Blog › Forums › Raising Metabolism › Has Matt himself gotten results? › Reply To: Has Matt himself gotten results?
@Linda — yeah, you got it already! do the exercise that seems fun to you. if you feel like running, why not start? do it slowly, like with one of the couch-to-5k programs, which start you out walking with very short intervals of running, and slowly increase those intervals until you can actually run 5km (which seems unimaginable at the start, but the intervals sneak it up on you). and sure, bellydancing, why not? don’t worry about how well you do it, just do it cause it’s fun (and in the privacy of your own home, nobody can judge). i love watching video of people on youtube who have the courage to share acquiring a new skill; that is very instructive as to how long it actually takes to become good at something, and it shows that none of us are ever good at something we’ve just started doing. consistency and practice make you good, and fun so you stick it out through the rough patches.
and primarily: be good to yourself. replace the old scripts that tell you you’re slow and not very good with positive affirmations. that sounds like new-agey baloney at the start, but there is a lot of proven psychology behind treating yourself well, and thinking positively about your own capabilities.
@mmmfood — it sounds like you’ve made a very good first step, which was important at the time. i don’t really agree that matt promotes junk food. what matt does IMO is tell us that restricting foods is detrimental, and eating junk food for a while is meant to get you over the restrictive mindset, and to get your body used to being fed reliably all the time, so it stops feeling starvation is just around the corner. it sounds to me like you did get over that, but that maybe your metabolism needs more help getting into equilibrium — matt’s latest newsletter acknowledged that this might be a multi-year process for some people. i am not really surprised because you were dieting already while you were still a child. but maybe it’s time to change it up a bit — without falling back into the restrictive mindset. so your doctor gave you a diagnosis of “fatty liver disease”, which is associated with metabolic syndrome (and that right there could explain much of your weight gain, whether or not you actually chowed down on way too many calories and moved way too little). there are a lot of risk factors that go into that, and frankly, medicine doesn’t understand it all that well because our metabolism is a very complex system. did your doctor also tell you what they think your treatment should be? it sounds to me like you’re under massive amounts of stress (anxiety, PTSD, now worries about your weight gain). and here comes the really stupid-sounding advice: try and get that stress down. i know, i know. that is so much easier said than done. but i strongly believe that stress is quite possibly the major factor in all sorts of disorders. my own problems have let up considerably since i started managing stress better.

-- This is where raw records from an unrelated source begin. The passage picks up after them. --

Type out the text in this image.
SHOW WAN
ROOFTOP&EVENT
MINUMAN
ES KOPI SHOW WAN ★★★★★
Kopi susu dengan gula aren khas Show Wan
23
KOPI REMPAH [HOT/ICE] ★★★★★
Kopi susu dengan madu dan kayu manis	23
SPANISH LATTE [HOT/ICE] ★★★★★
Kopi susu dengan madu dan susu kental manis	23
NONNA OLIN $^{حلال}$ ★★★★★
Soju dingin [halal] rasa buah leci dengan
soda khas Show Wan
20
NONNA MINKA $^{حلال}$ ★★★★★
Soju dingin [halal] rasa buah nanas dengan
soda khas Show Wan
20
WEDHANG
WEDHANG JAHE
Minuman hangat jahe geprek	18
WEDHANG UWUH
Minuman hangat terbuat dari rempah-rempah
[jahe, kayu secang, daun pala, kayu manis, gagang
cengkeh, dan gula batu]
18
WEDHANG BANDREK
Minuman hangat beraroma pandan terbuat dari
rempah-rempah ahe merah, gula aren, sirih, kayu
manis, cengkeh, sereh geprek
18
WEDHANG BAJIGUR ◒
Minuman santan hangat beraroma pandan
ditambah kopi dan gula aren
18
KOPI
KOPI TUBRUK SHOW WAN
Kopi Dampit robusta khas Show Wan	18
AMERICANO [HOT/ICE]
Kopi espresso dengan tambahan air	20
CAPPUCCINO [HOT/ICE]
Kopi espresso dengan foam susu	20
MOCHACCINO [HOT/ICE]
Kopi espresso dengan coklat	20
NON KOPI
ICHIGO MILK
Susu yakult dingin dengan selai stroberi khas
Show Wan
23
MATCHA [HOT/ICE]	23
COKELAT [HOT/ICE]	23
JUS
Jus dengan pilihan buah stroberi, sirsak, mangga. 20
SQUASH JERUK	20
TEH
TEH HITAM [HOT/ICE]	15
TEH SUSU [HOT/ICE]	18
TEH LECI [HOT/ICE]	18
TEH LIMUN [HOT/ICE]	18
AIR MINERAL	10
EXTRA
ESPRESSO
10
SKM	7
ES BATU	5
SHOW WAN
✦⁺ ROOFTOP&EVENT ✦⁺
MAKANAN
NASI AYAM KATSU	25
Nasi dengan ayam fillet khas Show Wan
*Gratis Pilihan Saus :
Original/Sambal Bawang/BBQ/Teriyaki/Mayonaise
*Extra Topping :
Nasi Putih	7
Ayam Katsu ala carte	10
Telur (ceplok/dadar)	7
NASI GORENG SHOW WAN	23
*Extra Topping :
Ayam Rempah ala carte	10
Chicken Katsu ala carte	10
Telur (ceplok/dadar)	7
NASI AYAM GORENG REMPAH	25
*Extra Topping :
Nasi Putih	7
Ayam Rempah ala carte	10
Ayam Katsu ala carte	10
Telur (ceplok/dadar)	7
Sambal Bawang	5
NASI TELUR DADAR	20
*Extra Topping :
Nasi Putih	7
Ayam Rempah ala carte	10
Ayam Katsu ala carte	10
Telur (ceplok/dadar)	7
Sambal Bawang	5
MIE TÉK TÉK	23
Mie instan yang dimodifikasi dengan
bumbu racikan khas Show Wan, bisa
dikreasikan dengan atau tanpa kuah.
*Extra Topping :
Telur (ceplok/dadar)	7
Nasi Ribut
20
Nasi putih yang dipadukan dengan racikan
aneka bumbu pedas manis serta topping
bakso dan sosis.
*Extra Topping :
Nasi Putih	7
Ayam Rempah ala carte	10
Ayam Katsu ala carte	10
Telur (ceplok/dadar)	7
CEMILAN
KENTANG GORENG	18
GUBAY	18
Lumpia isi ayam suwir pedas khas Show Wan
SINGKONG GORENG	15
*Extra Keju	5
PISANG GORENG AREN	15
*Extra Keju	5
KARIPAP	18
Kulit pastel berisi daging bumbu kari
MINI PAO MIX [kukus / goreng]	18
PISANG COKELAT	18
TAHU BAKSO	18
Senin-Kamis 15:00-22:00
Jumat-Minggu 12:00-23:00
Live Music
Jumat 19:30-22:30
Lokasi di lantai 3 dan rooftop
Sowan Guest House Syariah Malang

do you have support for what you’re dealing with? are you in treatment for the anxiety and PTSD? is it helping?
don’t let the weight gain get to you too much — you put it on, you can take it off. really. i’ve put nearly that much on and taken it off again. several times, *wry grin*. what i’m saying is that it’s not the end of the world; it’s just a symptom that something is a bit out of whack with you. i’d say continue with what you’ve been doing lately because it’s making you feel better.
incidentally that’s also what’s working for me — no diet, no restrictions, no calorie counting, no obsessing about sugar or fat or salt or gluten or carbs, but more wholesome foods in decent portions, and moving my body more — because my body is kind of amazing and it feels good, not to “work off calories”. if i feel like eating ice cream because i’ve been miserable (i eat for comfort), i eat that ice cream and do NOT rush out to “work it off” right away. but most of the time i eat pretty decent food now, and i walk, and work out with weights (to get stronger). and while weight loss is not a goal anymore (i decided i’d rather be fat and happy than yoyoing and feeling like shit), somewhat ironically i’ve now been very slowly but steadily losing it for ~3 years. maybe look into “intuitive” eating? that got me started on dealing with food in a more sensible way. matt definitely has it right when he encourages us to not obsess about eating and weight.